The port city of Vladivostok will host, from September 10 to 13, the Eastern Economic Forum, which last year brought together representatives from 68 countries. If confirmed, Kim's visit would represent his first outing since before the pandemic.

The Vladivostok appointment does not come out cold. Russian Defense Minister Sergei Shoigu paved the way, with an official visit in July, to demand North Korean ammunition for its artillery and trench warfare and to propose naval maneuvers, according to Seoul intelligence.

The qualitative change would be that the relationship between Russians and Koreans, previously mediated by the Wagner paramilitary organization, becomes state-to-state. In exchange, the communist regime would demand technology, hydrocarbons, or simply carbohydrates for a population visibly worse fed than its leader.

Although six countries have sided staunchly with Moscow in the war in Ukraine – and several dozen more look the other way – only Iran has provenly sent war material – drones – for the Russian army.

If it materializes, the use of North Korean weapons would add a new flag to the internationalization of the conflict. But it is not the attitude of the little North Korea that attracts the attention of the world, but that of China. So far no military supplies from Beijing have been proven.
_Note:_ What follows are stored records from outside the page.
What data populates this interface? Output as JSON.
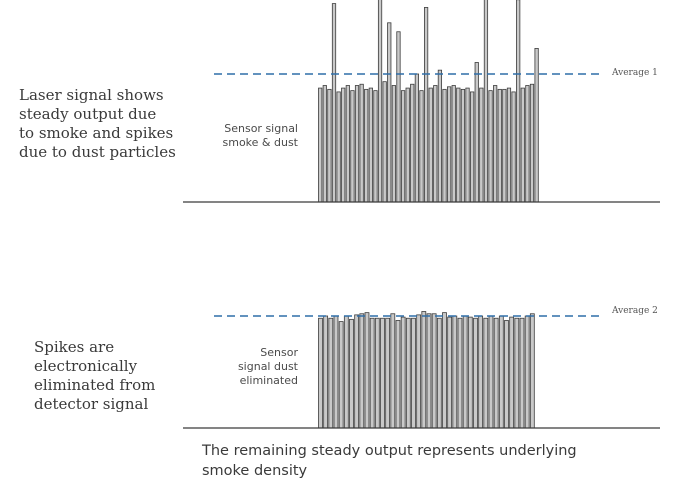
{
  "top_panel": {
    "description": "Laser signal shows\nsteady output due\nto smoke and spikes\ndue to dust particles",
    "sensor_label": "Sensor signal\nsmoke & dust",
    "average_label": "Average 1",
    "average_level": 1.0,
    "bar_levels": [
      0.89,
      0.91,
      0.88,
      1.55,
      0.86,
      0.89,
      0.91,
      0.87,
      0.91,
      0.92,
      0.88,
      0.89,
      0.87,
      1.7,
      0.94,
      1.4,
      0.91,
      1.33,
      0.87,
      0.89,
      0.92,
      1.0,
      0.87,
      1.52,
      0.89,
      0.91,
      1.03,
      0.88,
      0.9,
      0.91,
      0.89,
      0.88,
      0.89,
      0.86,
      1.09,
      0.89,
      1.99,
      0.87,
      0.91,
      0.88,
      0.88,
      0.89,
      0.86,
      1.58,
      0.89,
      0.91,
      0.92,
      1.2
    ]
  },
  "bottom_panel": {
    "description": "Spikes are\nelectronically\neliminated from\ndetector signal",
    "sensor_label": "Sensor\nsignal dust\neliminated",
    "average_label": "Average 2",
    "average_level": 1.0,
    "bar_levels": [
      0.98,
      1.0,
      0.98,
      1.0,
      0.95,
      1.0,
      0.97,
      1.01,
      1.02,
      1.03,
      0.98,
      0.98,
      0.98,
      0.98,
      1.02,
      0.96,
      0.99,
      0.98,
      0.98,
      1.01,
      1.04,
      1.02,
      1.02,
      0.98,
      1.03,
      0.99,
      1.0,
      0.98,
      1.0,
      0.99,
      0.98,
      1.0,
      0.98,
      1.0,
      0.98,
      1.0,
      0.96,
      0.99,
      0.98,
      0.98,
      1.0,
      1.02
    ]
  },
  "caption": "The remaining steady output represents underlying\nsmoke density",
  "colors": {
    "bar_fill": "#c9c9c9",
    "bar_stroke": "#3c3c3c",
    "average_line": "#2f6ea8",
    "baseline": "#3a3a3a"
  }
}
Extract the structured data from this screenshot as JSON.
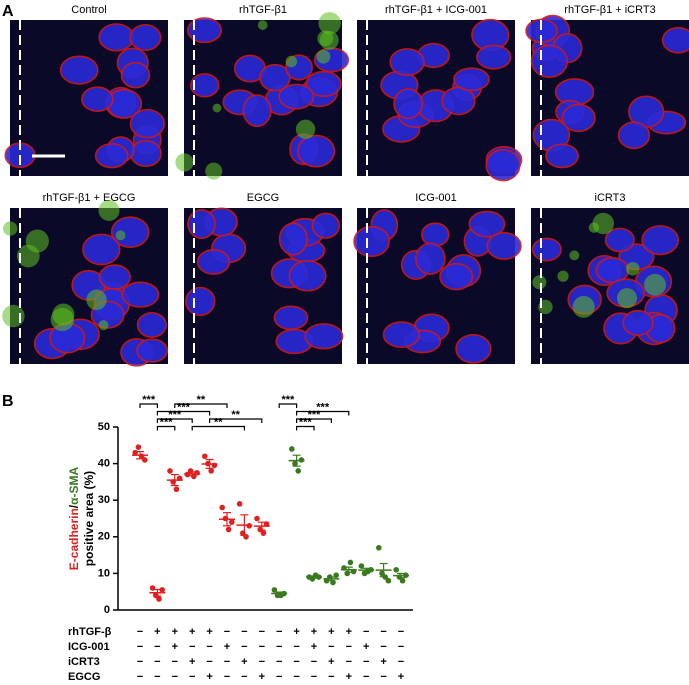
{
  "panel_a": {
    "label": "A",
    "images": [
      "Control",
      "rhTGF-β1",
      "rhTGF-β1 + ICG-001",
      "rhTGF-β1 + iCRT3",
      "rhTGF-β1 + EGCG",
      "EGCG",
      "ICG-001",
      "iCRT3"
    ]
  },
  "chart_data": {
    "type": "dot",
    "panel_label": "B",
    "ylabel_separator": "/",
    "ylabel_second_line": "positive area (%)",
    "ylim": [
      0,
      50
    ],
    "yticks": [
      0,
      10,
      20,
      30,
      40,
      50
    ],
    "series": [
      {
        "name": "E-cadherin",
        "color": "#e02020",
        "values": [
          42.3,
          4.7,
          35.5,
          37.2,
          39.9,
          24.8,
          23.2,
          22.9
        ],
        "errors": [
          1,
          0.9,
          1.5,
          0.5,
          1.2,
          1.8,
          2.8,
          1.1
        ],
        "points": [
          [
            43,
            44.5,
            42,
            41
          ],
          [
            6,
            4,
            3,
            5.5
          ],
          [
            38,
            35,
            33,
            36
          ],
          [
            37,
            38,
            36.5,
            37.5
          ],
          [
            42,
            40,
            38,
            39.5
          ],
          [
            28,
            25,
            22,
            24
          ],
          [
            29,
            21,
            20,
            23
          ],
          [
            25,
            22,
            21,
            23.5
          ]
        ]
      },
      {
        "name": "α-SMA",
        "color": "#3a7a1e",
        "values": [
          4.5,
          40.8,
          9,
          8.5,
          11,
          10.9,
          10.9,
          9.4
        ],
        "errors": [
          0.4,
          1.5,
          0.3,
          0.5,
          0.7,
          0.5,
          1.8,
          0.6
        ],
        "points": [
          [
            5.5,
            4,
            4,
            4.5
          ],
          [
            44,
            40,
            38,
            41
          ],
          [
            9,
            8.5,
            9.5,
            9
          ],
          [
            8,
            9,
            7.5,
            9.5
          ],
          [
            11.5,
            10,
            13,
            10.5
          ],
          [
            12,
            10,
            10.5,
            11
          ],
          [
            17,
            10,
            9,
            8
          ],
          [
            11,
            9,
            8,
            9.5
          ]
        ]
      }
    ],
    "conditions": [
      {
        "name": "rhTGF-β",
        "signs": [
          "−",
          "+",
          "+",
          "+",
          "+",
          "−",
          "−",
          "−",
          "−",
          "+",
          "+",
          "+",
          "+",
          "−",
          "−",
          "−"
        ]
      },
      {
        "name": "ICG-001",
        "signs": [
          "−",
          "−",
          "+",
          "−",
          "−",
          "+",
          "−",
          "−",
          "−",
          "−",
          "+",
          "−",
          "−",
          "+",
          "−",
          "−"
        ]
      },
      {
        "name": "iCRT3",
        "signs": [
          "−",
          "−",
          "−",
          "+",
          "−",
          "−",
          "+",
          "−",
          "−",
          "−",
          "−",
          "+",
          "−",
          "−",
          "+",
          "−"
        ]
      },
      {
        "name": "EGCG",
        "signs": [
          "−",
          "−",
          "−",
          "−",
          "+",
          "−",
          "−",
          "+",
          "−",
          "−",
          "−",
          "−",
          "+",
          "−",
          "−",
          "+"
        ]
      }
    ],
    "comparisons": [
      {
        "groups": [
          0,
          1
        ],
        "label": "***"
      },
      {
        "groups": [
          1,
          4
        ],
        "label": "***"
      },
      {
        "groups": [
          1,
          3
        ],
        "label": "***"
      },
      {
        "groups": [
          1,
          2
        ],
        "label": "***"
      },
      {
        "groups": [
          2,
          5
        ],
        "label": "**"
      },
      {
        "groups": [
          3,
          6
        ],
        "label": "**"
      },
      {
        "groups": [
          4,
          7
        ],
        "label": "**"
      },
      {
        "groups": [
          8,
          9
        ],
        "label": "***"
      },
      {
        "groups": [
          9,
          12
        ],
        "label": "***"
      },
      {
        "groups": [
          9,
          11
        ],
        "label": "***"
      },
      {
        "groups": [
          9,
          10
        ],
        "label": "***"
      }
    ]
  }
}
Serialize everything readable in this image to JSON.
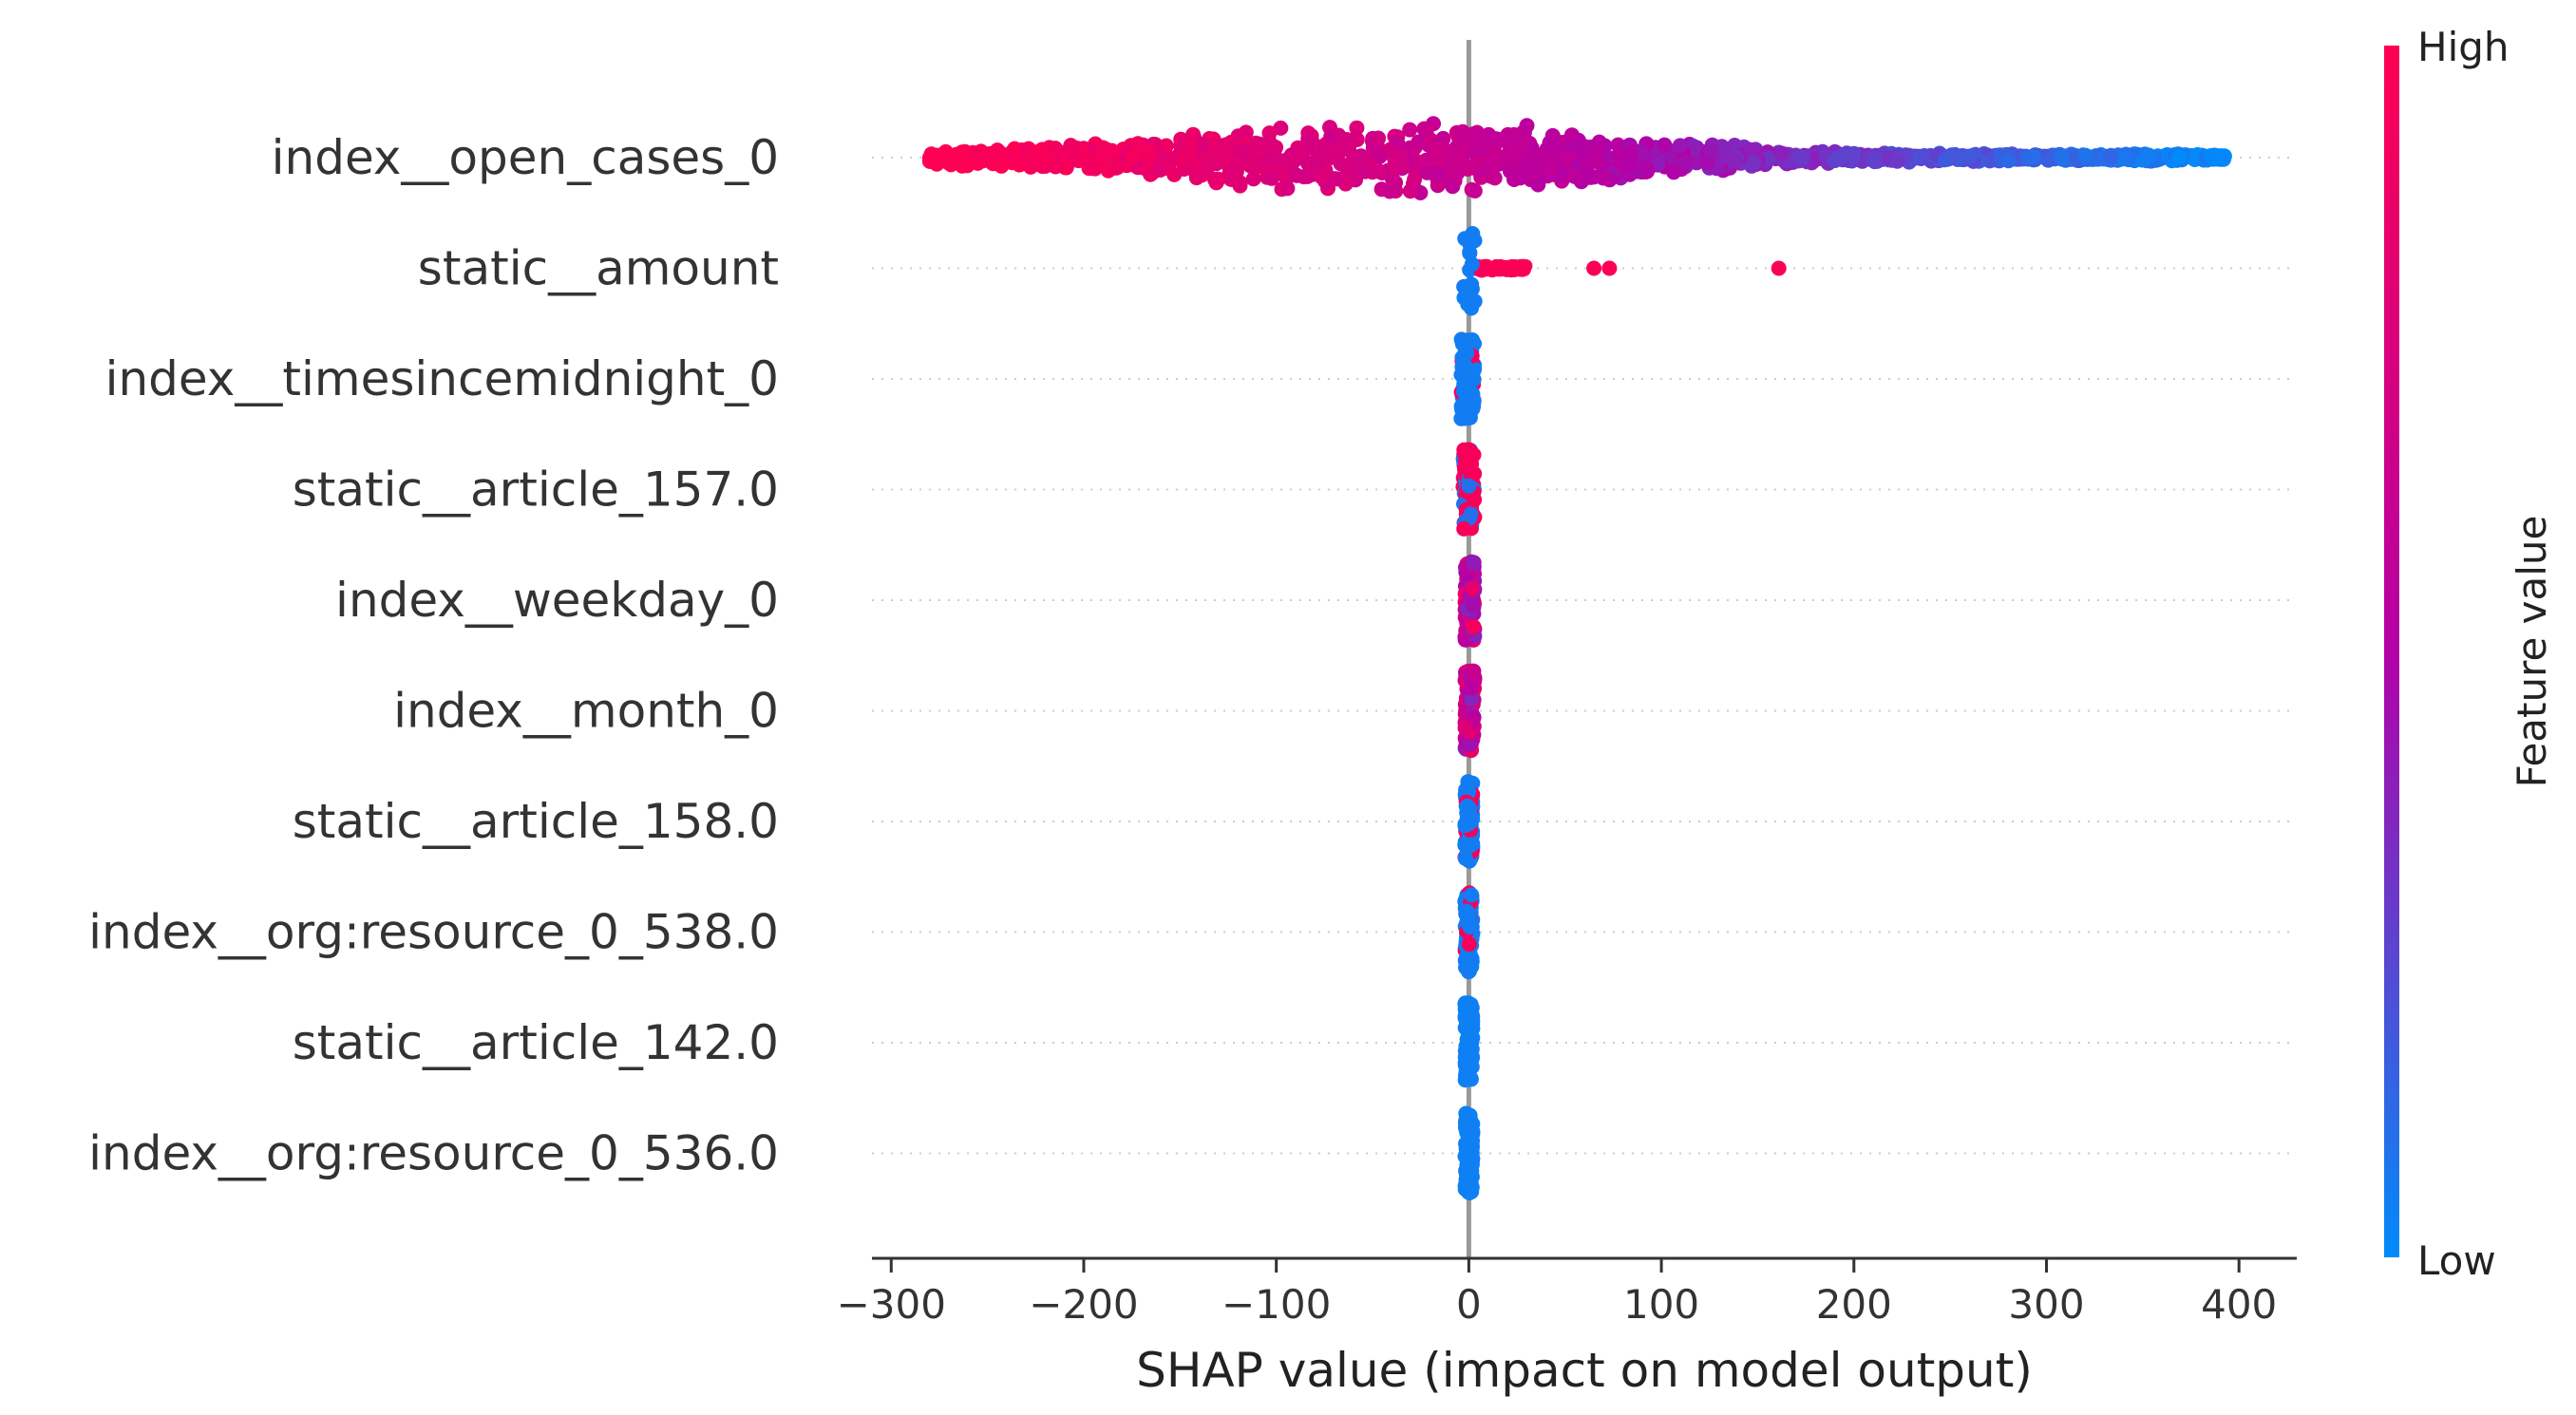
{
  "chart_data": {
    "type": "scatter",
    "subtype": "shap-beeswarm",
    "title": "",
    "xlabel": "SHAP value (impact on model output)",
    "ylabel": "",
    "xlim": [
      -310,
      430
    ],
    "xticks": [
      -300,
      -200,
      -100,
      0,
      100,
      200,
      300,
      400
    ],
    "xtick_labels": [
      "−300",
      "−200",
      "−100",
      "0",
      "100",
      "200",
      "300",
      "400"
    ],
    "grid": false,
    "features": [
      {
        "name": "index__open_cases_0",
        "range": [
          -280,
          395
        ],
        "spread": "wide",
        "color_trend": "high-negative",
        "outliers": []
      },
      {
        "name": "static__amount",
        "range": [
          -3,
          30
        ],
        "spread": "narrow",
        "color_trend": "low-at-zero",
        "outliers": [
          65,
          73,
          161
        ]
      },
      {
        "name": "index__timesincemidnight_0",
        "range": [
          -4,
          3
        ],
        "spread": "narrow",
        "color_trend": "mostly-low",
        "outliers": []
      },
      {
        "name": "static__article_157.0",
        "range": [
          -3,
          3
        ],
        "spread": "narrow",
        "color_trend": "mostly-high",
        "outliers": []
      },
      {
        "name": "index__weekday_0",
        "range": [
          -2,
          3
        ],
        "spread": "narrow",
        "color_trend": "mixed",
        "outliers": []
      },
      {
        "name": "index__month_0",
        "range": [
          -2,
          3
        ],
        "spread": "narrow",
        "color_trend": "mixed",
        "outliers": []
      },
      {
        "name": "static__article_158.0",
        "range": [
          -2,
          2
        ],
        "spread": "narrow",
        "color_trend": "mostly-low",
        "outliers": []
      },
      {
        "name": "index__org:resource_0_538.0",
        "range": [
          -2,
          2
        ],
        "spread": "narrow",
        "color_trend": "mostly-low",
        "outliers": []
      },
      {
        "name": "static__article_142.0",
        "range": [
          -2,
          2
        ],
        "spread": "narrow",
        "color_trend": "low",
        "outliers": []
      },
      {
        "name": "index__org:resource_0_536.0",
        "range": [
          -2,
          2
        ],
        "spread": "narrow",
        "color_trend": "low",
        "outliers": []
      }
    ],
    "colorbar": {
      "title": "Feature value",
      "high_label": "High",
      "low_label": "Low",
      "high_color": "#ff0052",
      "mid_color": "#b400a6",
      "low_color": "#008bfb"
    },
    "zero_line_color": "#999999"
  }
}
As much as Xi Jinping and Putin alluded last March in the Kremlin to "a relationship without limits", this one has them.

Of course, many countries of the South, with Mexico and Brazil as standard bearers, have also expressed that they do not intend to feed the bonfire of war with more weapons.

So Russia isn't exactly alone – as the six recent Brics membership shows – but Putin continues to gauge its outflows abroad with an eye on the Hague Tribunal.

Kim Jong Un, for his part, prefers to travel by train, like his father, Kim Jong Il, and his grandfather, the no less distrustful and no less dictator Kim Il Sung. The young Kim also used his armored train back in the day to meet Donald Trump in Hanoi, via China.

Despite his North Korean contacts, this Eastern wisdom seems not to have rubbed off on Wagner's big man, Yevgueni Prigozhin, who died two weeks ago in a mysterious plane crash, two months after challenging Putin.